NEW! Immersive Theatre Guidance: Introduction
Read the full Guidance Notes Here
These notes aim to support stage managers working or intending to work in the rapidly expanding and evolving field of Immersive Theatre.
Immersive Theatre covers a range of events, typically where the audience occupies the same physical space as performers and staff, mostly working to a fixed script. But there are events with no fixed script, no or few live performers (examples being escape room experiences or where a ‘game’ is supported by one or more ‘animateurs’). Related theatre forms may also feature a good deal of audience participation. Venues can be a basement, an in-the-round theatre, a couple of floors of offices, a modified regular theatre, a warehouse, a purpose-built venue, in fact just about anywhere. The occupation of a common space by cast and audience is the defining element.
For clarity proprietors, promoters and employers are referred to as producers. Some producers are very capable. Some are not. Some start in the festival or fringe sector. Some come into the sector with no producing experience at all. The less established businesses tend to be simply resourced. When their shows become more complex a need for professional organisation becomes clear and they engage a stage manager. Bigger, fully experienced producers operate in much the same way as traditional theatre producers. However there are exceptions at all scales.
ln regular theatre there is a common understanding of what stage managers do. Newly minted immersive theatre producers rarely have that knowledge and some see no reason to seek it. Even experienced producers may choose to extend the boundaries of the SM role to reduce payroll cost.
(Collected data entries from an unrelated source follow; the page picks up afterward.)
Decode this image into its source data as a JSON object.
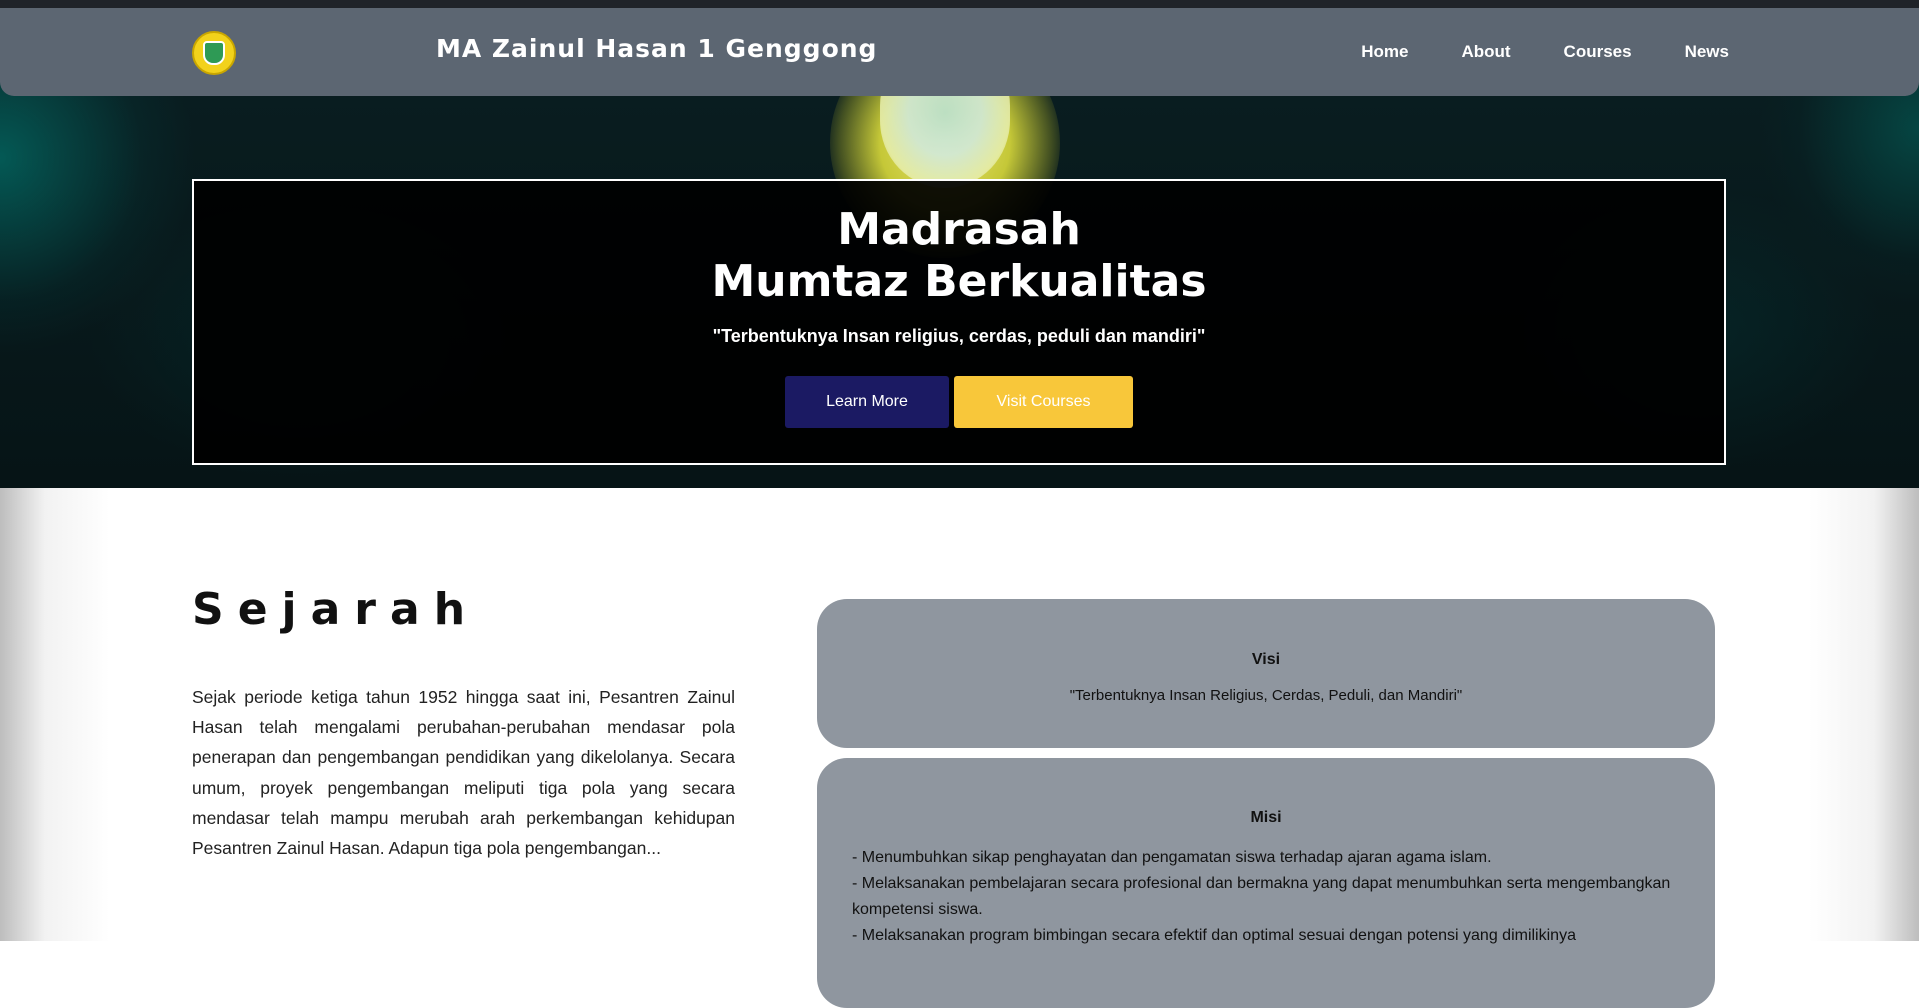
{
  "navbar": {
    "brand": "MA Zainul Hasan 1 Genggong",
    "links": [
      "Home",
      "About",
      "Courses",
      "News"
    ]
  },
  "hero": {
    "title_line1": "Madrasah",
    "title_line2": "Mumtaz Berkualitas",
    "subtitle": "\"Terbentuknya Insan religius, cerdas, peduli dan mandiri\"",
    "learn_more": "Learn More",
    "visit_courses": "Visit Courses"
  },
  "sejarah": {
    "title": "Sejarah",
    "text": "Sejak periode ketiga tahun 1952 hingga saat ini, Pesantren Zainul Hasan telah mengalami perubahan-perubahan mendasar pola penerapan dan pengembangan pendidikan yang dikelolanya. Secara umum, proyek pengembangan meliputi tiga pola yang secara mendasar telah mampu merubah arah perkembangan kehidupan Pesantren Zainul Hasan. Adapun tiga pola pengembangan..."
  },
  "visi": {
    "heading": "Visi",
    "text": "\"Terbentuknya Insan Religius, Cerdas, Peduli, dan Mandiri\""
  },
  "misi": {
    "heading": "Misi",
    "items": [
      "- Menumbuhkan sikap penghayatan dan pengamatan siswa terhadap ajaran agama islam.",
      "- Melaksanakan pembelajaran secara profesional dan bermakna yang dapat menumbuhkan serta mengembangkan kompetensi siswa.",
      "- Melaksanakan program bimbingan secara efektif dan optimal sesuai dengan potensi yang dimilikinya"
    ]
  },
  "colors": {
    "navbar_bg": "#5c6672",
    "learn_more_bg": "#1b1a63",
    "visit_courses_bg": "#f8c73a",
    "card_bg": "#8f969f"
  }
}
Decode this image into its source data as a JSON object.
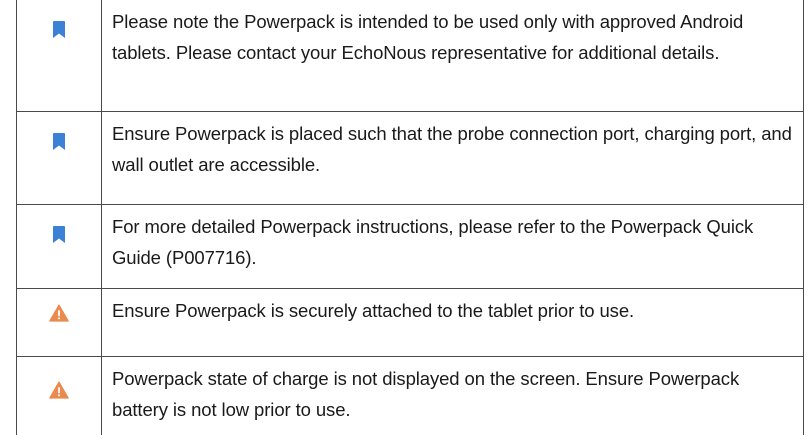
{
  "colors": {
    "note_icon": "#3b82d6",
    "warning_icon": "#ea8a4e",
    "border": "#4a4a4a"
  },
  "rows": [
    {
      "icon": "bookmark-icon",
      "text": "Please note the Powerpack is intended to be used only with approved Android tablets. Please contact your EchoNous representative for additional details."
    },
    {
      "icon": "bookmark-icon",
      "text": "Ensure Powerpack is placed such that the probe connection port, charging port, and wall outlet are accessible."
    },
    {
      "icon": "bookmark-icon",
      "text": "For more detailed Powerpack instructions, please refer to the Powerpack Quick Guide (P007716)."
    },
    {
      "icon": "warning-icon",
      "text": "Ensure Powerpack is securely attached to the tablet prior to use."
    },
    {
      "icon": "warning-icon",
      "text": "Powerpack state of charge is not displayed on the screen. Ensure Powerpack battery is not low prior to use."
    }
  ]
}
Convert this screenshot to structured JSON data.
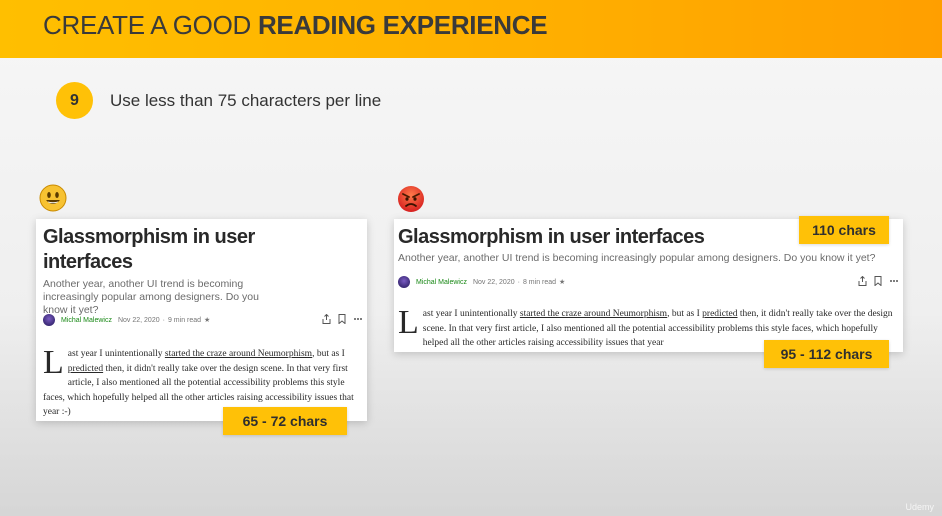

Life itself is full of risk. Working until late at night increases that. Horrors of all kinds are reported in the media every day. Going to work in a theatre should be fun, not scary. ln standard venues SMs are protected from risk by good custom and practice, powerful legislation and, more often that, the separation of stage from auditorium. Some or all of those protections can be absent in Immersive Theatre.
These Guidance Notes are matters you should consider. It’s not a checklist to batter a potential employer with at the first interview. But it is wise to look into these things before you sign the contract.
In a ‘regular’ theatre job you can usually assume that these matters are in good order. But you might just check, anyway.